CapnTthePirateG wrote:Can't you charop the crap out of 2e as well? I don't have all the books but with the Skills and Powers, kits, etc. floating around it seems doable.
Skills & Powers books were munchkin's wet dream. Unless my memory fails me, with that one could create a character with cleric's HD, saves, and all divine spells you really needed, plus full wizard spellcasting.

But it was possible to optimize shit out of 2E even without that, because the system was full of holes. To give an idea: fighter-mage dual class, where you could become fighter 10 or fighter 9/mage 10 for the same amount of experience, neatly bypassing the problem of dying from stepping on a hedgehod at first level, among other things. The main thing interfering with optimization was the fact that alot of things that could make or break the character were entirely luck-based. You had to hope that brutality of low levels will weed out unfit characters. But that affected everyone equally.

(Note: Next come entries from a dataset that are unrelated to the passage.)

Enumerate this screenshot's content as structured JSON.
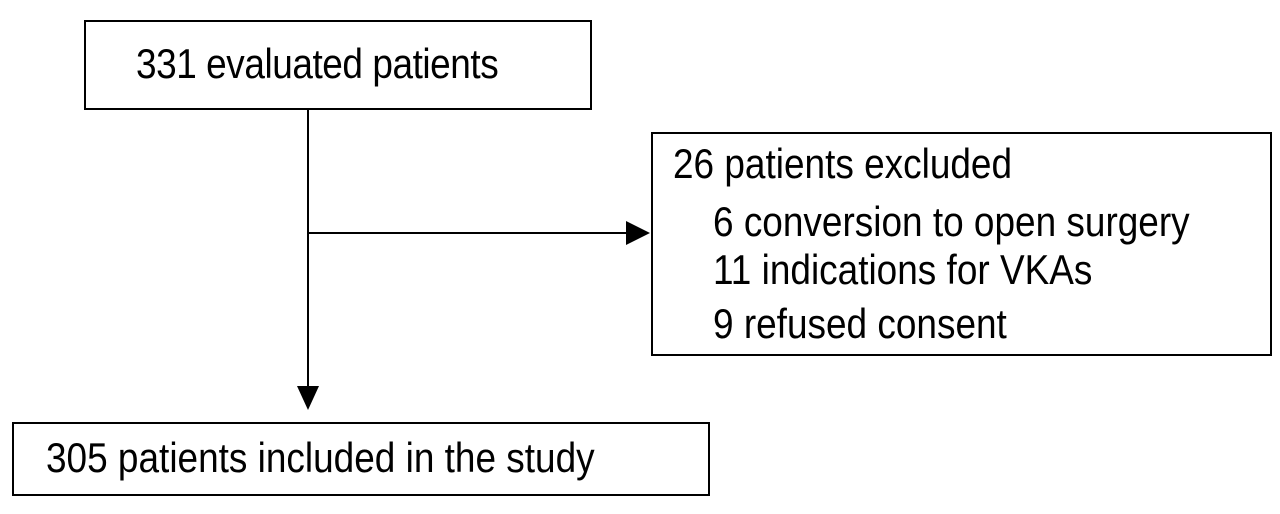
{
  "flowchart": {
    "evaluated": "331 evaluated patients",
    "excluded": {
      "title": "26 patients excluded",
      "reasons": [
        "6 conversion to open surgery",
        "11 indications for VKAs",
        "9 refused consent"
      ]
    },
    "included": "305 patients included in the study"
  }
}
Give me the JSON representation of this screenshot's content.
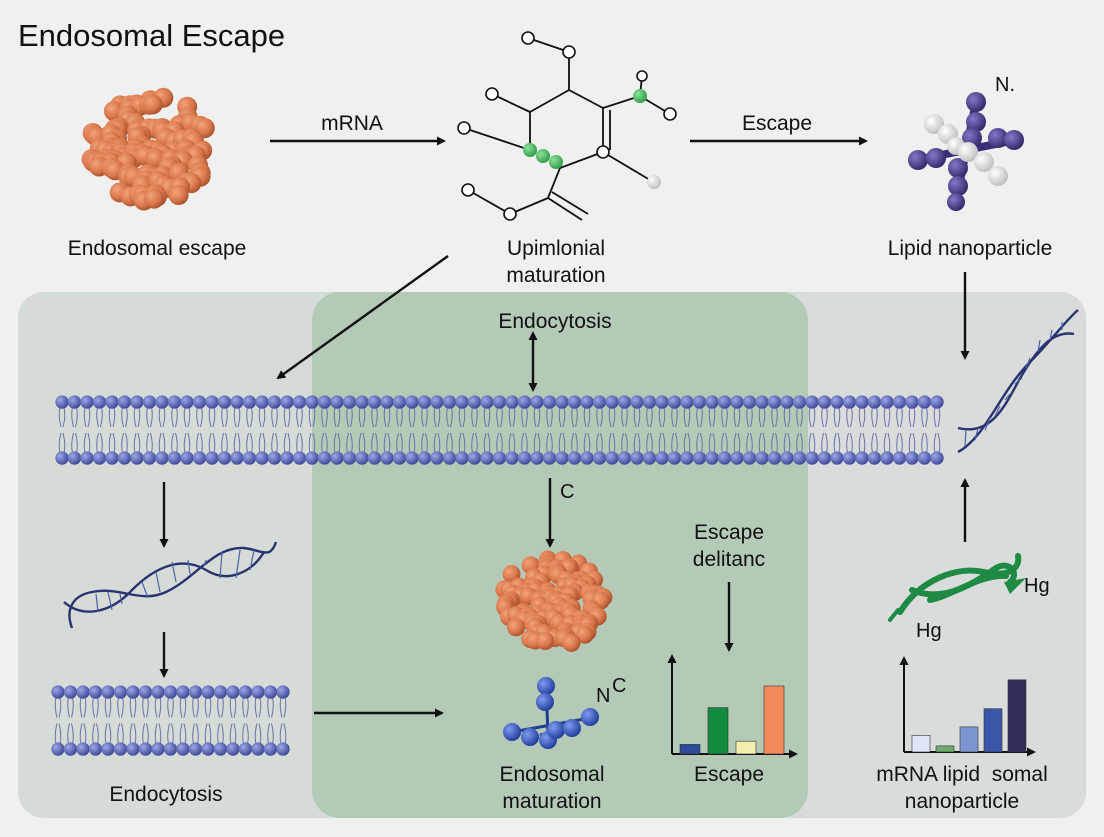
{
  "diagram": {
    "title": "Endosomal Escape",
    "top_row": {
      "cluster_label": "Endosomal escape",
      "arrow_mrna_label": "mRNA",
      "molecule_label_line1": "Upimlonial",
      "molecule_label_line2": "maturation",
      "arrow_escape_label": "Escape",
      "nanoparticle_symbol": "N.",
      "nanoparticle_label": "Lipid nanoparticle"
    },
    "panel": {
      "endocytosis_top_label": "Endocytosis",
      "arrow_c_label": "C",
      "left_bottom_label": "Endocytosis",
      "molecule_symbol_n": "N",
      "molecule_symbol_c": "C",
      "center_label_line1": "Endosomal",
      "center_label_line2": "maturation",
      "chart_label_line1": "Escape",
      "chart_label_line2": "delitanc",
      "chart_axis_label": "Escape",
      "protein_label_right": "Hg",
      "protein_label_left": "Hg",
      "right_chart_label_line1": "mRNA lipid  somal",
      "right_chart_label_line2": "nanoparticle"
    },
    "colors": {
      "cluster": "#d9784c",
      "cluster_shade": "#b5522e",
      "green_atom": "#48b95a",
      "purple_atom": "#4b3b8c",
      "lipid_head": "#5b66b4",
      "dna": "#2a3370",
      "blue_atom": "#3557bf",
      "protein": "#1e8a44",
      "panel_left": "#d7dcd8",
      "panel_center": "#b7cbb9",
      "panel_right": "#d8dbd9"
    }
  },
  "chart_data": [
    {
      "type": "bar",
      "title": "",
      "categories": [
        "",
        "",
        "",
        ""
      ],
      "values": [
        12,
        58,
        16,
        85
      ],
      "colors": [
        "#2e4a9a",
        "#138a3e",
        "#f1eeb0",
        "#f58a5c"
      ],
      "ylim": [
        0,
        100
      ],
      "grid": false
    },
    {
      "type": "bar",
      "title": "",
      "categories": [
        "",
        "",
        "",
        "",
        ""
      ],
      "values": [
        22,
        8,
        33,
        57,
        95
      ],
      "colors": [
        "#dfe6f7",
        "#6cab6c",
        "#7e96cf",
        "#3b56a8",
        "#322e5a"
      ],
      "ylim": [
        0,
        100
      ],
      "grid": false
    }
  ]
}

Same goes for dependence on GM's whim for getting tools for the job (while wizards weren't entitled to spells, fighters weren't entitled to magic items and could easily find themselves in a situations where a monster is completely immune to them). Assuming equally fair access to written materials, in 2E you faced the fact that the castering classes were the only ones to gain new class abilties at all, while fighters and thieves were stuck with gradual increase of the same abilities they had at the start, and that the wizard was really the only class that constantly got new abilities and options in supplements. Even though the core already was full of overpowered bullshit, particularly at spell level 5 and above. People say that casters were weaker because you could disrupt casting, but past level 7 you couldn't, because there were at least 3 options in core alone that made wizard nearly Immune to Fighters: Flight + Protection from Normal Missiles; Imp.Invis (maybe + Flight); and Stoneskin, which you couldn't even bypass with right magic items (to which you weren't entitled). People say that making saves was easier, and they are wrong, because without magic items (to which you weren't entitled) you only started to save 50% of the time around level 10, and by that time wizards were getting save-reducing spells and no-save spells. The only wizard restriction that persisted if you survived the meatgrinder of low levels was long-ass memorization time, which could force casters to be careful with using high-level spell in timed adventures.
Last edited by FatR on Tue Jul 17, 2012 5:45 pm, edited 2 times in total.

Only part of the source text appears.